Publisher Summary This chapter focuses on the role of the intracellular cytoskeleton (CSK) in cell shape determination and tissue morphogenesis. The role of mechanical changes in the CSK during embryological development is reviewed. The chapter focuses on the mechanism by which mechanical forces are transmitted across the cell surface and through the CSK, as well as how they regulate cell shape. An analysis of the biomechanical basis of cell shape control addresses two central questions: (1) how do changes in mechanical forces alter CSK organization, and (2) how do changes in CSK structure regulate cell growth and function. The results from recent studies showing that the CSK can respond directly to mechanical stress are also reviewed.

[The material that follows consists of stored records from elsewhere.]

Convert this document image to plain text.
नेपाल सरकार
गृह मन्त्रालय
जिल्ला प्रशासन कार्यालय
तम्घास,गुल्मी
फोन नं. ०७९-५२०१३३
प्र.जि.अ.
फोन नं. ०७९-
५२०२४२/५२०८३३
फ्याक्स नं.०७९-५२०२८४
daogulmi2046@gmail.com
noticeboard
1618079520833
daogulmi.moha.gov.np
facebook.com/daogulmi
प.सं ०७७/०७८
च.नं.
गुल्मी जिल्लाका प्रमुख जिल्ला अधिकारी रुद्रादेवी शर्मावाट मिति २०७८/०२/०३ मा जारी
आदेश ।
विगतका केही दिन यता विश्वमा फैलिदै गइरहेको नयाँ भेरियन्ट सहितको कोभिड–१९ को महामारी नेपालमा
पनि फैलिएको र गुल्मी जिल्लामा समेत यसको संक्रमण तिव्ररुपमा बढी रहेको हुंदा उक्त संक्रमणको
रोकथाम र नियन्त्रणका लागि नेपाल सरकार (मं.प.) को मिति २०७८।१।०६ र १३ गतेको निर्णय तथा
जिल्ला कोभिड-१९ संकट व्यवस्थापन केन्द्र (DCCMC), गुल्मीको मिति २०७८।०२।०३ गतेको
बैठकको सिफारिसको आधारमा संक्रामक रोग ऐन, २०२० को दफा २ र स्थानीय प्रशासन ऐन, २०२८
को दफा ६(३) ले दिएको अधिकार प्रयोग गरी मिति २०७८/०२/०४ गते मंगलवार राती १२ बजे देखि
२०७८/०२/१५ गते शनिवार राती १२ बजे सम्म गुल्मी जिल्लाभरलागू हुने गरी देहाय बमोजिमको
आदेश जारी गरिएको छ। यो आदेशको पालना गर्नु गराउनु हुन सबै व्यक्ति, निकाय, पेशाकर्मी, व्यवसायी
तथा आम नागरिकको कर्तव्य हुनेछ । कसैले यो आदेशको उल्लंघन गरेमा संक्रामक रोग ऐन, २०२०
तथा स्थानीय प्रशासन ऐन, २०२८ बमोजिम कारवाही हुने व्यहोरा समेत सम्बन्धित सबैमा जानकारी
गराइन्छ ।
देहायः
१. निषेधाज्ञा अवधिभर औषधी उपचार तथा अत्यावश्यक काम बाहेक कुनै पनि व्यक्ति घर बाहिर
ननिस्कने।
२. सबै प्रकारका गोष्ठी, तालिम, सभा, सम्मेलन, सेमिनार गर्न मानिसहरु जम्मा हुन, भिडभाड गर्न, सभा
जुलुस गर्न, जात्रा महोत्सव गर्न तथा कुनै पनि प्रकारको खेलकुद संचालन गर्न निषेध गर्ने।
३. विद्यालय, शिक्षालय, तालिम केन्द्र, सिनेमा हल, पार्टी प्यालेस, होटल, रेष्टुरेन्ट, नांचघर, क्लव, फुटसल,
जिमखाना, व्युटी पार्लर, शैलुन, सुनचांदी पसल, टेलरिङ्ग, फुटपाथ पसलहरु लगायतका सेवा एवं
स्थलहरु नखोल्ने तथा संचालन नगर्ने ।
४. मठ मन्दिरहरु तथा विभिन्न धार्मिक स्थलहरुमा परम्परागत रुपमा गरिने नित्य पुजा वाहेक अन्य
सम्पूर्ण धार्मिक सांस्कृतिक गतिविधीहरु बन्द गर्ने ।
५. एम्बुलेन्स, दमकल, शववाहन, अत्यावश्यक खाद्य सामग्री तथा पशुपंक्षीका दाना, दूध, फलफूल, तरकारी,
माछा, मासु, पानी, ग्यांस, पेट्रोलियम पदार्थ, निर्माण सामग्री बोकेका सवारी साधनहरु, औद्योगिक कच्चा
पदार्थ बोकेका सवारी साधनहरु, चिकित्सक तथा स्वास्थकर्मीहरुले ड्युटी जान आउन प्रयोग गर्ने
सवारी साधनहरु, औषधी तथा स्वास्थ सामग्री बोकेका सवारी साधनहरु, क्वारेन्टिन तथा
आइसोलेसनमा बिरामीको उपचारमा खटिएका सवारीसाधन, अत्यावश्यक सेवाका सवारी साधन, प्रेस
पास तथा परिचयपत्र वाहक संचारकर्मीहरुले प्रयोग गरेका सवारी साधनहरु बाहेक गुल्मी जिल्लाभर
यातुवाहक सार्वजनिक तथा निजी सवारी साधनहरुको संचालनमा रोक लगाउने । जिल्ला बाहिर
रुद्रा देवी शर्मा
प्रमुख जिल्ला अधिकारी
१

The particular type of mechanical response that living cells exhibit is consistent with a theory of CSK architecture that is based on tensional integrity and is known as “tensegrity”. Inherent to the tensegrity model is an efficient mechanism for integrating changes in structure and function at the tissue, cell, nuclear, and molecular levels. The chapter explores the possibility that CSK tensegrity may also provide a mechanical basis for cell locomotion as well as a structural mechanism for coupling mechanical and chemical signaling pathways inside the cell.